Sapanca ve çevresi son yıllarda bir başka değişime daha sahne oldu. Türkiye'nin en önemli dış mekân bitkiciliği bu yörede yapılıyor. Göl çevresindeki verimli sulak alanlar ve bölgenin kendine mahsus iklim yapısı bu iş için çok uygun. Biraz bu üretim imkânlarının katkısıyla ama asıl bu işlere meraklı olan insanlar vasıtasıyla siteler kısa süre içinde bir botanik parkına dönüyor. Yirmi beş yıl önce evimizin hemen önüne elimle diktiğim çınar, gölgesinden yararlandığımız, yazları altında dostlarımızı ağırladığımız, torunlarla Çınaraltı dersleri yaptığımız ulu bir ağaca dönüştü. Eşimin aile bireylerinin her birinin özel günleri hatırasına bahçeye diktiği çeşit çeşit bitkiler sadece güzel çiçekleri ve kokularıyla değil, hatıralarıyla da bizi mutlu ediyor.

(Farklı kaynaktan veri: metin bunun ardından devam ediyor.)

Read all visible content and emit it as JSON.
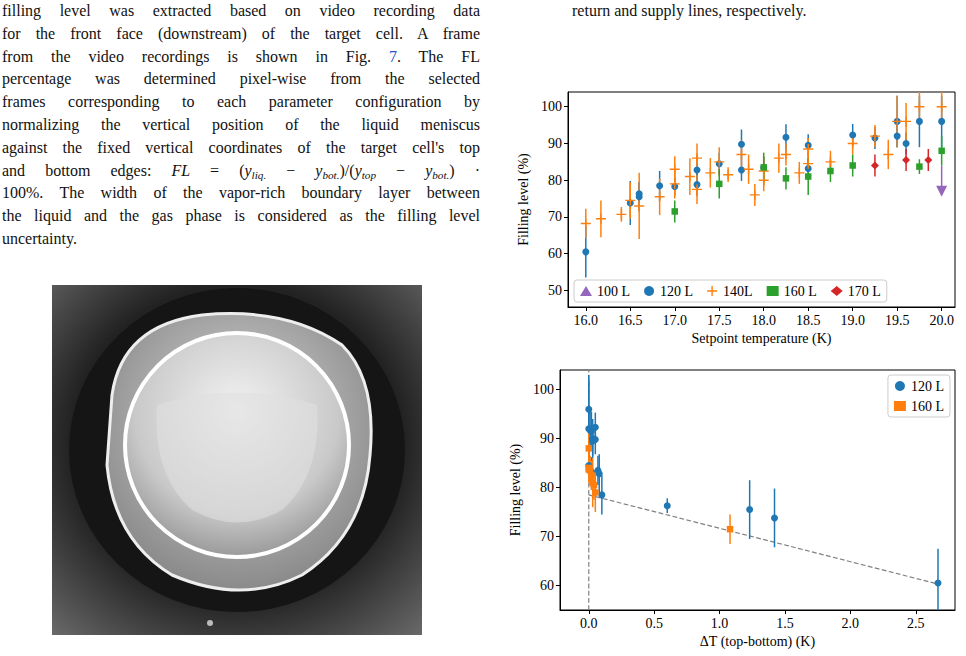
{
  "text_left": {
    "lines": [
      [
        {
          "text": "filling level was extracted based on video recording data"
        }
      ],
      [
        {
          "text": "for the front face (downstream) of the target cell. A frame"
        }
      ],
      [
        {
          "text": "from the video recordings is shown in Fig. "
        },
        {
          "text": "7",
          "style": "link"
        },
        {
          "text": ". The FL"
        }
      ],
      [
        {
          "text": "percentage was determined pixel-wise from the selected"
        }
      ],
      [
        {
          "text": "frames corresponding to each parameter configuration by"
        }
      ],
      [
        {
          "text": "normalizing the vertical position of the liquid meniscus"
        }
      ],
      [
        {
          "text": "against the fixed vertical coordinates of the target cell's top"
        }
      ],
      [
        {
          "text": "and bottom edges: "
        },
        {
          "text": "FL",
          "style": "italic"
        },
        {
          "text": " = ("
        },
        {
          "text": "y",
          "style": "italic"
        },
        {
          "text": "liq.",
          "style": "isub"
        },
        {
          "text": " − "
        },
        {
          "text": "y",
          "style": "italic"
        },
        {
          "text": "bot.",
          "style": "isub"
        },
        {
          "text": ")/("
        },
        {
          "text": "y",
          "style": "italic"
        },
        {
          "text": "top",
          "style": "isub"
        },
        {
          "text": " − "
        },
        {
          "text": "y",
          "style": "italic"
        },
        {
          "text": "bot.",
          "style": "isub"
        },
        {
          "text": ") ·"
        }
      ],
      [
        {
          "text": "100%. The width of the vapor-rich boundary layer between"
        }
      ],
      [
        {
          "text": "the liquid and the gas phase is considered as the filling level"
        }
      ],
      [
        {
          "text": "uncertainty."
        }
      ]
    ]
  },
  "text_right": {
    "lines": [
      [
        {
          "text": "return and supply lines, respectively."
        }
      ]
    ]
  },
  "chart_data": [
    {
      "type": "scatter",
      "xlabel": "Setpoint temperature (K)",
      "ylabel": "Filling level (%)",
      "xlim": [
        15.8,
        20.15
      ],
      "xticks": [
        {
          "value": 16,
          "label": "16.0"
        },
        16.5,
        {
          "value": 17,
          "label": "17.0"
        },
        17.5,
        {
          "value": 18,
          "label": "18.0"
        },
        18.5,
        {
          "value": 19,
          "label": "19.0"
        },
        19.5,
        {
          "value": 20,
          "label": "20.0"
        }
      ],
      "ylim": [
        45.5,
        104
      ],
      "yticks": [
        50,
        60,
        70,
        80,
        90,
        100
      ],
      "grid": false,
      "legend": "lower center",
      "series": [
        {
          "name": "100 L",
          "color": "#9467bd",
          "marker": "triangle-down",
          "x": [
            20.0
          ],
          "values": [
            77
          ],
          "yerr_minus": [
            0
          ],
          "yerr_plus": [
            7
          ]
        },
        {
          "name": "120 L",
          "color": "#1f77b4",
          "marker": "circle",
          "x": [
            16.0,
            16.5,
            16.6,
            16.6,
            16.83,
            17.0,
            17.25,
            17.25,
            17.5,
            17.75,
            17.75,
            18.0,
            18.25,
            18.5,
            18.5,
            19.0,
            19.25,
            19.5,
            19.5,
            19.6,
            19.75,
            20.0
          ],
          "values": [
            60.5,
            73.8,
            75.5,
            76.3,
            78.5,
            78.3,
            78.8,
            82.8,
            84.5,
            82.8,
            89.8,
            83.4,
            91.7,
            83.2,
            89.5,
            92.3,
            91.5,
            92.0,
            96.0,
            90.0,
            96.0,
            96.0
          ],
          "yerr": [
            7,
            6,
            4,
            3,
            4,
            2.5,
            3,
            4,
            3,
            3,
            4,
            3,
            3.5,
            3,
            3,
            3,
            3,
            3,
            7,
            3,
            7,
            7
          ]
        },
        {
          "name": "140L",
          "color": "#ff7f0e",
          "marker": "plus",
          "x": [
            16.0,
            16.17,
            16.4,
            16.5,
            16.6,
            16.83,
            17.0,
            17.0,
            17.17,
            17.25,
            17.25,
            17.4,
            17.5,
            17.6,
            17.75,
            17.83,
            17.9,
            18.0,
            18.0,
            18.17,
            18.25,
            18.4,
            18.5,
            18.5,
            18.75,
            19.0,
            19.25,
            19.4,
            19.5,
            19.6,
            19.75,
            20.0
          ],
          "values": [
            68.2,
            69.5,
            70.7,
            74.5,
            73.0,
            75.5,
            83.0,
            79.0,
            81.0,
            86.0,
            77.5,
            82.0,
            85.0,
            81.5,
            87.0,
            83.0,
            76.0,
            82.5,
            80.0,
            86.0,
            87.0,
            82.0,
            88.5,
            84.5,
            85.0,
            90.0,
            92.0,
            87.0,
            96.0,
            96.0,
            100.0,
            100.0
          ],
          "yerr": [
            4,
            5,
            2,
            5,
            9,
            5,
            3.5,
            4,
            5,
            4,
            4,
            4,
            4,
            2,
            4,
            4,
            3,
            4,
            3,
            4,
            3,
            3,
            3,
            3,
            3,
            3,
            3,
            4,
            7,
            5,
            4,
            4
          ]
        },
        {
          "name": "160 L",
          "color": "#2ca02c",
          "marker": "square",
          "x": [
            17.0,
            17.5,
            18.0,
            18.25,
            18.5,
            18.75,
            19.0,
            19.75,
            20.0
          ],
          "values": [
            71.5,
            79.0,
            83.5,
            80.5,
            81.0,
            82.5,
            84.0,
            83.7,
            88.0
          ],
          "yerr": [
            3,
            4,
            4,
            3,
            5,
            3,
            3,
            2,
            4
          ]
        },
        {
          "name": "170 L",
          "color": "#d62728",
          "marker": "diamond",
          "x": [
            19.25,
            19.6,
            19.85
          ],
          "values": [
            84.0,
            85.5,
            85.5
          ],
          "yerr": [
            3,
            3,
            3
          ]
        }
      ]
    },
    {
      "type": "scatter",
      "xlabel": "ΔT (top-bottom) (K)",
      "ylabel": "Filling level (%)",
      "xlim": [
        -0.22,
        2.8
      ],
      "xticks": [
        {
          "value": 0,
          "label": "0.0"
        },
        0.5,
        {
          "value": 1,
          "label": "1.0"
        },
        1.5,
        {
          "value": 2,
          "label": "2.0"
        },
        2.5
      ],
      "ylim": [
        55,
        104
      ],
      "yticks": [
        60,
        70,
        80,
        90,
        100
      ],
      "grid": false,
      "legend": "upper right",
      "series": [
        {
          "name": "120 L",
          "color": "#1f77b4",
          "marker": "circle",
          "x": [
            2.67,
            1.42,
            1.23,
            0.6,
            0.0,
            0.0,
            0.01,
            0.02,
            0.03,
            0.03,
            0.05,
            0.05,
            0.07,
            0.08,
            0.1,
            0.0,
            0.02
          ],
          "values": [
            60.5,
            73.8,
            75.5,
            76.3,
            92.0,
            96.0,
            91.7,
            91.5,
            90.0,
            89.5,
            92.3,
            89.8,
            83.5,
            82.8,
            78.5,
            84.5,
            83.2
          ],
          "yerr": [
            7,
            6,
            6,
            1.5,
            10,
            7,
            4,
            4,
            4,
            3,
            3,
            3,
            3,
            4,
            4,
            3,
            3
          ]
        },
        {
          "name": "160 L",
          "color": "#ff7f0e",
          "marker": "square",
          "x": [
            1.08,
            0.0,
            0.0,
            0.01,
            0.02,
            0.03,
            0.04,
            0.05,
            0.0
          ],
          "values": [
            71.5,
            88.0,
            84.0,
            83.5,
            82.5,
            81.0,
            80.5,
            79.0,
            83.7
          ],
          "yerr": [
            3,
            4,
            3,
            3,
            3,
            5,
            3,
            4,
            2
          ]
        }
      ],
      "lines": [
        {
          "x": [
            0,
            2.67
          ],
          "y": [
            78.5,
            60.3
          ],
          "color": "#808080",
          "line_style": "dashed"
        }
      ],
      "vlines": [
        {
          "x": 0,
          "color": "#808080",
          "line_style": "dashed"
        }
      ]
    }
  ]
}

Küreselleşme sadece ekonomide, ticarette, siyasette hükmünü icra etmiyor. Uluslararası ilişkiler bu denli kolaylaşınca site bahçeleri çok sayıda egzotik bitkiye de ev sahipliği yapmaya başladı. Hatta bunlar Bağdat Caddesi'nin kenarlarına da taşıyor artık. Manolyalara bu yıl bir turunçgiller modası da eklendi. Her evin önünde salkım saçak meyveleriyle limonlar, mandalinalar, portakallar arzı endam ediyor artık.

Çınar, ıhlamur, ortanca

Ediyor etmesine de kışın ne yapacağı da belli olmuyor. Bu yıl uzun sürmüş sonbaharın ardından Ocak ayı ortalarında hava birden soğudu ve iki üç gece üst üste buralarda kırk yılda bir rastlanacak şekilde sıcaklıklar eksi onbeşlere düştü. Ardından da yoğun bir kar. Sonuç mu, neredeyse çiçek açmak üzere olan mimozaların gevrek dalları yerlere saçıldı. İtina ile yetiştirilen begonviller, palmiyeler donmanın getirdiği mahzunluğu giyindiler. Bir kere daha anladım ki her bölgenin kendine mahsus bir bitki örtüsü var, zorlamalar bir süre sonra üzücü sonuçlar doğruyor. Aslında bölgenin öylesine zengin bir bitki örtüsü var ki bu gibi ithal örneklere hiç gerek yok. Bana sorarsanız buraya en çok yakışan üç bitki, çınar, ıhlamur ve ortanca fikrimi ısrarla sürdürüyorum. Bölge değişmeye, gelişmeye devam ediyor. Hayatın başka alanları gibi bunun olumlu, olumsuz örnekleri var. Şimdi hızlı trenle ve E 5, Tem, Üçüncü Köprü yolu gibi ulaşım imkanlarıyla Kırkpınar, başta İstanbul olmak üzere çevresine daha yakın. Bu demektir ki bölgede cazibe varsa, ulaşım bu kadar kolay ve kısa ise, her türlü alternatifiyle konaklama sağlanmışsa, vadilerde ve göl kenarında güzel manzaralar eşliğinde nefis bir yöre mutfağı konukları bekliyorsa hareket de artarak devam edecek demektir. Kırk yıllık Kırkpınar sakini olarak ahvalimiz budur efendim.